Figure 5. Early cytokine response of MØCC differentiated on aECM. Monocytes were induced to differentiate into MØCC on bsa, coll or different aECMs. On day one of differentiation, early cytokine response was determined after LPS stimulation for 5 h (TNFα) or 24 h (all other cytokines). (A) Inflammatory cytokines/chemokines IL-8, MCP-1, IL-1β, IL-6 and TNFα are secreted at high levels. (B) Changes in the levels of released cytokines are presented as fold recovery relative to bsa. MØCC cultured on coll/hsHA show reduced secretion of the early inflammatory cytokines IL-1β and TNFα and the chemoattractant IL-8 while release of chemoattractive MCP-1 is increased in these MØCC and in MØCC cultured coll/lsHA. Secretion of IL-6 in MØCC on all aECMs is similar to bsa and coll. All data are presented as mean ± SD of three to five independent experiments. *p < 0.05 and **p < 0.01.

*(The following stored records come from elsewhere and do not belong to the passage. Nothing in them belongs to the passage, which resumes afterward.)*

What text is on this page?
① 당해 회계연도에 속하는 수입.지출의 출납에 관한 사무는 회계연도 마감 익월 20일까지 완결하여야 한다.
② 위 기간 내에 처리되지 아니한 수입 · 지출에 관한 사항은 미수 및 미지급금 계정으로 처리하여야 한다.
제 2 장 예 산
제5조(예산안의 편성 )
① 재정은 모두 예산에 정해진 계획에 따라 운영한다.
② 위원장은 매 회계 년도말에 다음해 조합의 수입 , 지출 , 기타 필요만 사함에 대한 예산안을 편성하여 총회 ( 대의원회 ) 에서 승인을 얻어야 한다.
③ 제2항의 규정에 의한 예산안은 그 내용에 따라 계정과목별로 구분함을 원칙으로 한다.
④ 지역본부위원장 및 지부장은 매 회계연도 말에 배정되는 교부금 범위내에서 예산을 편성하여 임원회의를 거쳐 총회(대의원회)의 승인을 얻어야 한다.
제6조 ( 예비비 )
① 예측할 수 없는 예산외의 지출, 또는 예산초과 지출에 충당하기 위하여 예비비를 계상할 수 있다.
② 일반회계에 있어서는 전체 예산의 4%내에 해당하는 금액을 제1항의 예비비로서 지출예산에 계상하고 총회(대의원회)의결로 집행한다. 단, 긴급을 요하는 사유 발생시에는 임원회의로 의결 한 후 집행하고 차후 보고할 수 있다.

Figure 6. Late cytokine response of MØCC differentiated on aECM. Monocytes were differentiated into MØCC on bsa, coll or different aECMs. On day 6 of differentiation, cytokine response and NF-κB activation were evaluated after LPS stimulation for 20 min (NF-κB), 5 h (TNFa) or 24 h (all other cytokines). (A) MØCC differentiated on bsa release high levels of inflammatory cytokines/chemokines. (B) Changes in the levels of released cytokines are presented as fold recovery relative to bsa. Release of inflammatory cytokines IL-12(p40), RANTES and TNFα is reduced in MØCC on all aECM whereas levels of the chemokine MCP-1 are elevated. Altered cytokine/chemokine release is most pronounced and significant in MØCC on coll/hsHA. (C) MØCC on bsa produce little amounts of immunoregulatory IL-10 which are elevated in MØCC on coll/lsHA and coll/hsHA. (D) Activation of NF-κB is remarkably reduced in MØCC differentiated on coll/hsHA. Levels of NF-κB were determined by densitometric evaluation and calculation relative to GAPDH which was used as loading control. All data are presented as mean ± SD of three (NF-κB: five) independent experiments. *p < 0.05, **p < 0.01 and ***p < 0.001.